Animal Behavior/Penguin Loving
PENGUIN LOVING[edit | edit source]
Compared with other birds, emperor penguins have everything backwards. They breed in winter, the females compete for the males, and they’re notoriously unfaithful. They’re the most bizarre birds I’ve ever met.
- -Ann Bowles in the article “Emperors of the Ice."
Emperor penguins, Aptenodytes forsteri, are the largest of the penguin family. They live in harsh environments of the Antarctic, battered by extreme weather conditions and vicious predators, and are the only warm-blooded animal to winter on the open ice. It is therefore no surprise that these birds present unique behaviors. The mating and brooding habits of these penguins reflect how these penguins have adapted to overcome these formidable obstacles.

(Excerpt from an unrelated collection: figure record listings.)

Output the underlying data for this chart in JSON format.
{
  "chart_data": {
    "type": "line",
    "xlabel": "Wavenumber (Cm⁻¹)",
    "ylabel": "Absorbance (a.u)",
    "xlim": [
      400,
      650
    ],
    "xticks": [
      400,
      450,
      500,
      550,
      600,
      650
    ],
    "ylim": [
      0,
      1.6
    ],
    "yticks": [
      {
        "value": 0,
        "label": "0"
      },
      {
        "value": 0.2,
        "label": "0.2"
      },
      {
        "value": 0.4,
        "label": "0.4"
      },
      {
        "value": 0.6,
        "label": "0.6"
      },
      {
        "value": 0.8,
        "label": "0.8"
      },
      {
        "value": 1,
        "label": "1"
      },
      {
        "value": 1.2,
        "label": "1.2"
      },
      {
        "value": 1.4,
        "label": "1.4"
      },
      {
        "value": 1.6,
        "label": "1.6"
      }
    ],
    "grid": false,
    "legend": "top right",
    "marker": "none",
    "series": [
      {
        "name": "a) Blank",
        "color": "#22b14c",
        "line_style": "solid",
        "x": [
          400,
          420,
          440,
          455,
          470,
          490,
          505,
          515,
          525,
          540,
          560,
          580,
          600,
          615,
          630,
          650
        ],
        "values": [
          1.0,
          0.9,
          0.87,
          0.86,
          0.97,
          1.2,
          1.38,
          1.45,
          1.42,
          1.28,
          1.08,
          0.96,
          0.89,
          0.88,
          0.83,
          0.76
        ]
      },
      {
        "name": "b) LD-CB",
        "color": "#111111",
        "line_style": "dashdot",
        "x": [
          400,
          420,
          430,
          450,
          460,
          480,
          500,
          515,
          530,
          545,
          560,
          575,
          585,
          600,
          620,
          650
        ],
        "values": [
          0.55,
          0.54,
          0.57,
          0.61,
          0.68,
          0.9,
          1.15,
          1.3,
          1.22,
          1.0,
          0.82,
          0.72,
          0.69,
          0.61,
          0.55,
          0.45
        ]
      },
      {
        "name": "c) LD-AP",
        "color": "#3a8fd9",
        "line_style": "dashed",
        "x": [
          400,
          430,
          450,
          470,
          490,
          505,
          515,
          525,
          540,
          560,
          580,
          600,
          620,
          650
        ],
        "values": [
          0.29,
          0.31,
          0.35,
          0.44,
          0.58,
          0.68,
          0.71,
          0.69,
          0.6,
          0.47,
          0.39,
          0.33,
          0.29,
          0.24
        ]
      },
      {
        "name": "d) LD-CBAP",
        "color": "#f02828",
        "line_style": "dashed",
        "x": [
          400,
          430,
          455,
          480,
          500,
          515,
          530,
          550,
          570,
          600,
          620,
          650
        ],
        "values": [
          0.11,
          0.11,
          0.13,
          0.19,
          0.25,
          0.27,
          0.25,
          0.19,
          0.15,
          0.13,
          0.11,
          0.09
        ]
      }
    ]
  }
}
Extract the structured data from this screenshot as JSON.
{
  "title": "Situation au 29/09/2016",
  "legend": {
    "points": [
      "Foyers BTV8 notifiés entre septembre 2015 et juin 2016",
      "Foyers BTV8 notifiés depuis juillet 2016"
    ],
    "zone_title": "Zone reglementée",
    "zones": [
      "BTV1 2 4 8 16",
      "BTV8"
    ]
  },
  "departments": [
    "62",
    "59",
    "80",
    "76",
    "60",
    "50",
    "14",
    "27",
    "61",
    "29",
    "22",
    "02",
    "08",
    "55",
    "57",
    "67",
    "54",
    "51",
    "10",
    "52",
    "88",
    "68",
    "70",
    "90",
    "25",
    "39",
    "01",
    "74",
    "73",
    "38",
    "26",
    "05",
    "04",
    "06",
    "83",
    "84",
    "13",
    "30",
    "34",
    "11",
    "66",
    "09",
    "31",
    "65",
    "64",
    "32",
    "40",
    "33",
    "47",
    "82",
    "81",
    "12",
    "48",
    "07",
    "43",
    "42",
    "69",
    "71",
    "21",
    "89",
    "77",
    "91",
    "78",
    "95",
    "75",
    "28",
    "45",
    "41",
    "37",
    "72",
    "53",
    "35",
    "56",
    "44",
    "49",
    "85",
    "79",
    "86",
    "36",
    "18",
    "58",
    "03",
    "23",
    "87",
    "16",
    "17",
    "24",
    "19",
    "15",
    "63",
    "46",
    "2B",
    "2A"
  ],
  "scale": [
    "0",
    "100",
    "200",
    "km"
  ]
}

Unlike other cohabitants of the Antarctic Circle, emperor penguins mate in the winter months of April and May. Males grow yellow tufts in the areas surrounding their ears, suspected of being an attraction factor for females. Unlike other species’ males that compete for nesting space and attract the females through quaint rituals (e.g. Adele penguin males throw scarcely available rocks at the feet of females to “get their attention”), emperor penguins do not create nest and put on mating displays that last for weeks, during which the future parents learn each other’s call. After copulation and, about 15 days later, the laying of a single, soft-ball sized egg, the female leaves to the sea where she embarks on a mission to feed well. Meanwhile, the father cares for the egg. To protect it from the frosty floor, for the next 6–8 weeks the father balances the egg on its two feet, under the protective blubbery flaps of its underbelly, to keep it warm. During the whole incubation period the father does not eat and may lose a third to half of its body weight.
The mother returns right before hatching (usually at the beginning of September), well-fed and with food for her offspring. The two parents apparently find themselves through distinguishable calls. Visual aids are useless in a crowd of 6000 penguins that all look similar. The mother then feeds the chicks for the first time, regurgitating some of the spoils caught while she was away. As the female broods the young, the father is free to replenish his energy, only to return to jointly rear the chick along with the mother.
The newly hatched chicks are barely protected from the sub-zero temperatures by their downy coats. Another important behavior, displayed similarly between adult penguins and chicks, is the formation of clustered groups called crèches. Within these groups the birds are able to maintain temperatures of about 96 degrees F, in contrast to the minus 30 degrees winds. So much heat is created in these crèches that the group must constantly move from location to avoid falling into the melted holes in the ice created by the heat generated by these crowds. This story ends when penguin chicks, huddled in groups at the edge of the sea, hop onto a recently broken-off chunk of ice and float towards the north to go on with their lives.
“How” do these behaviors occur? What are the proximate reasons of these behaviors? These breeding and brooding behaviors are influenced by many factors. Studies have shown that anatomical preparation for copulation is not stimulated by the mating displays, as is seen in other species. Penguins that reach the mating areas have seven times the normal amount of luteinizing hormone (LH), testosterone (in males) and estrogen (in females) upon arrival, suggesting that geographical or environmental cues activate gonodal preparation, specifically corresponding to maximum size of the gonads (1). Between copulation and egg-laying, levels of all hormones begin to fall, but LT remains slightly above average in incubating males, and in both males and females that are rearing their young. This leads to the conclusion that LT is responsible for incubating, brooding and territorial behavior. The hormone prolactin has also been linked to parental care (2).
Next question should be why these behaviors happen? What are the ultimate causes? Why do penguins endure the harsh Antarctic winter and choose to have their young during this apparently dangerous time? Speculation has lead to a few hypotheses. One is the lack of predators. These penguins are the only animals left during the winter’s cold. There are no leopard seals to menace the young. Another advantage of wintering the summer grounds is the first access to the abundance of food that the early warmer season brings. The quantity of food and the climate is perfect for the chicks to learn to fend for themselves. These two factors may have been enough evolutionary pressure to give rise to these vital behavioral traits in emperor penguins.
(1) Groscolas R, et al. “The endocrine control of reproduction and molt in male and female emperor and adelie penguins. I. Annual changes in plasma levels of gonadal steroids and LH.” Gen Comp Endocrinol, 62(1), pp 43–53.
(2) Lormee, Herve, et al. “Endocrine Correlates of Parental Care in an Antarctic Winter Breeding Seabird, the Emperor Penguin, Aptenodytes forsteri”. Hormones and Behavior, 35(1), pp 9–17.